Les livres d’histoire sont amnésiques. Comme les pouvoirs publics et la population. Il y a tout juste 30 ans, une poignée de jeunes réalise un acte fondateur pour les immigrés et leurs enfants. Victimes de violences policières et lassés d’être méprisés par une société dans laquelle ils ont le sentiment de ne pas exister, ils décident de marcher à travers la France pour réclamer l’égalité. « La marche pour l’égalité et contre le racisme », passée à la postérité sous le nom de « marche des Beurs », est lancée .

Après avoir sillonné le pays, réussi à attirer l’attention médiatique, les marcheurs sont accueillis le 3 décembre 1983 par 100 000 personnes à Paris. Le président Mitterrand reçoit la délégation dans l’euphorie du moment. Une seule revendication est exaucée, la création d’une carte de séjour de 10 ans pour les étrangers. L’autre, le droit de vote des étrangers aux élections locales, pourtant une promesse de campagne du candidat socialiste en 1981, passe à la trappe. Puis plus rien. Aujourd’hui un sondage Opinionway souligne que 81% des Français interrogés ne savent pas ce qu’est la marche.
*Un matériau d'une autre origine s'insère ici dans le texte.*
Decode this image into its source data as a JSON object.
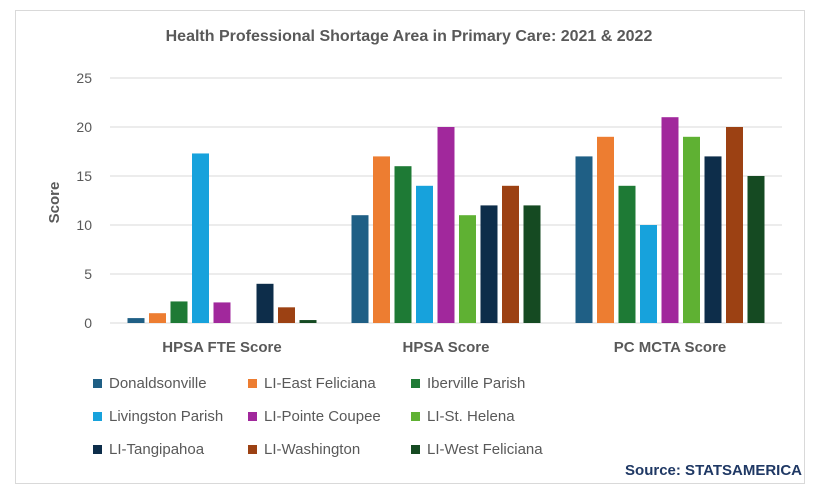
{
  "chart_data": {
    "type": "bar",
    "title": "Health Professional Shortage Area in Primary Care: 2021 & 2022",
    "ylabel": "Score",
    "xlabel": "",
    "ylim": [
      0,
      25
    ],
    "yticks": [
      "0",
      "5",
      "10",
      "15",
      "20",
      "25"
    ],
    "grid": true,
    "legend_position": "bottom",
    "categories": [
      "HPSA FTE Score",
      "HPSA Score",
      "PC MCTA Score"
    ],
    "series": [
      {
        "name": "Donaldsonville",
        "color": "#1f5f85",
        "values": [
          0.5,
          11,
          17
        ]
      },
      {
        "name": "LI-East Feliciana",
        "color": "#ed7d31",
        "values": [
          1,
          17,
          19
        ]
      },
      {
        "name": "Iberville Parish",
        "color": "#1e7a35",
        "values": [
          2.2,
          16,
          14
        ]
      },
      {
        "name": "Livingston Parish",
        "color": "#17a2dc",
        "values": [
          17.3,
          14,
          10
        ]
      },
      {
        "name": "LI-Pointe Coupee",
        "color": "#a1289c",
        "values": [
          2.1,
          20,
          21
        ]
      },
      {
        "name": "LI-St. Helena",
        "color": "#5fb133",
        "values": [
          0,
          11,
          19
        ]
      },
      {
        "name": "LI-Tangipahoa",
        "color": "#0d2d4a",
        "values": [
          4,
          12,
          17
        ]
      },
      {
        "name": "LI-Washington",
        "color": "#9c4113",
        "values": [
          1.6,
          14,
          20
        ]
      },
      {
        "name": "LI-West Feliciana",
        "color": "#154a22",
        "values": [
          0.3,
          12,
          15
        ]
      }
    ]
  },
  "source": "Source: STATSAMERICA"
}
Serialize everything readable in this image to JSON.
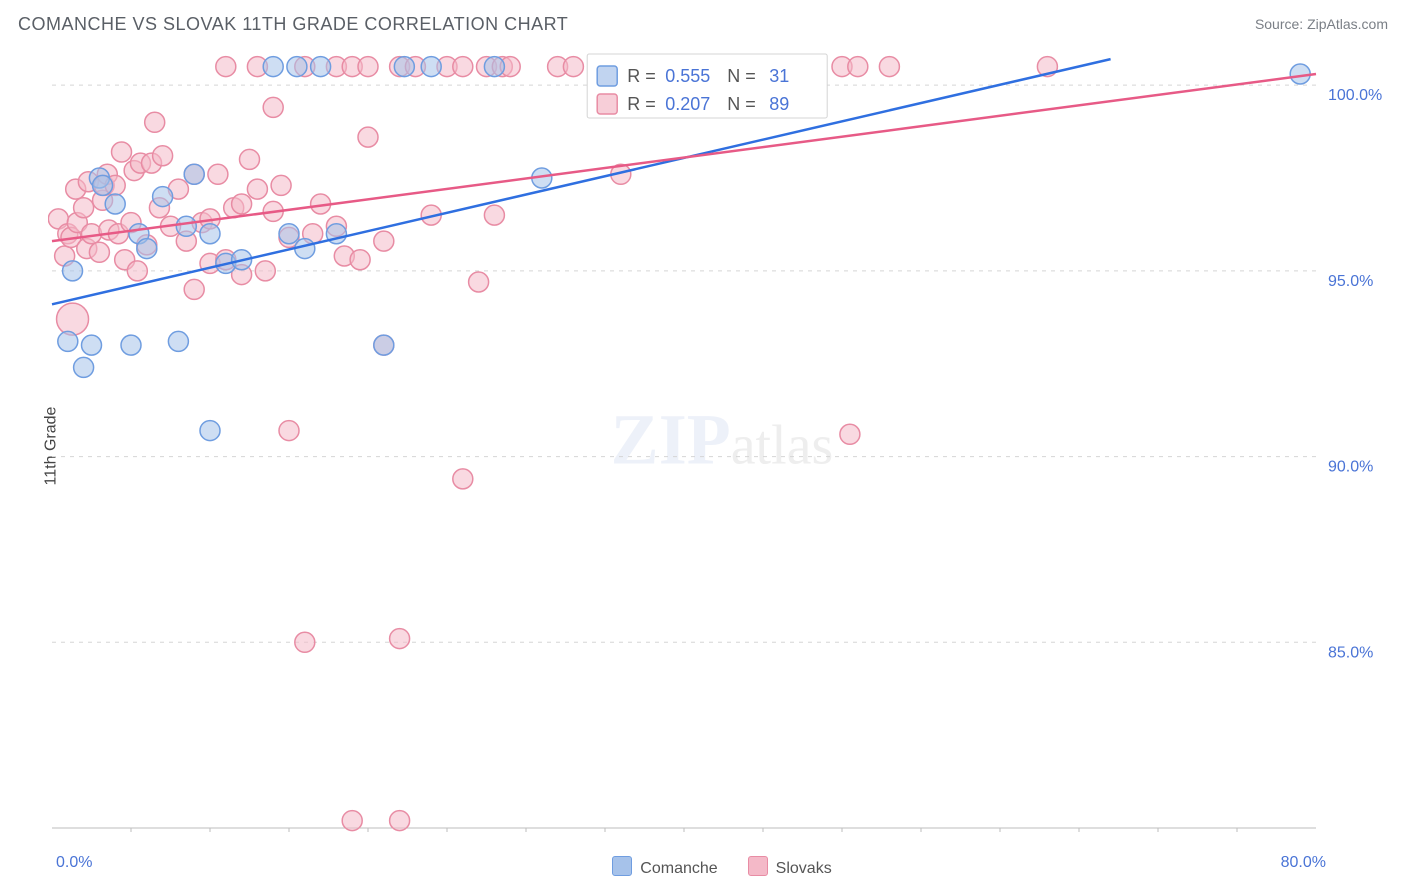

Mémoire oubliée ? Pis, la mémoire de la marche est dévoyée. Jusque dans son appellation. Elle est devenue par construction médiatique « La marche des Beurs« , la renvoyant à une revendication identitaire et communautariste, là où elle porte un message à vocation universaliste et républicain.

A qui la faute ? Aux pouvoirs politiques qui n’ont pas tenu leurs promesses ? Aux habitants qui n’ont pas su faire vivre cette histoire et transmettre cet héritage ? Surtout, que reste-t-il de la marche dans une France où les habitants des quartiers populaires subissent le mal-logement, le chômage et la crise ?

Des associations travaillent sans relâche pour raconter cette histoire, pour faire que les habitants se réapproprient cette mémoire et pour porter les revendications des quartiers populaires.

Le Bondy Blog a choisi de prendre sa part à ce travail de transmission en consacrant pendant trois mois, du 15 octobre au 3 décembre une série d’articles à la marche. Nous donnerons la parole à des historiens, des écrivains, des documentaristes, des témoins, des organisateurs et à des acteurs de la marche. Un focus particulier sera consacré au film La Marche de Nabil Ben Yadir. Nous nous efforcerons ainsi de retracer et de faire revivre cette histoire polymorphe. Avec en toile de fond, cette interrogation, qu’est-ce qui a changé dans nos quartiers ?

Depuis 8 ans, le Bondy Blog donne la parole aux jeunes et aux moins jeunes qui vivent dans les cités. Nous tentons aussi, modestement, de connecter les habitants de banlieue aux hommes et femmes politiques qui viennent nous rendre visite au Bondy Blog Café. Après tout, nous aussi nous sommes nés d’une colère et du sentiment de ne pas être écoutés. Nous sommes des enfants de la marche, assumons-le.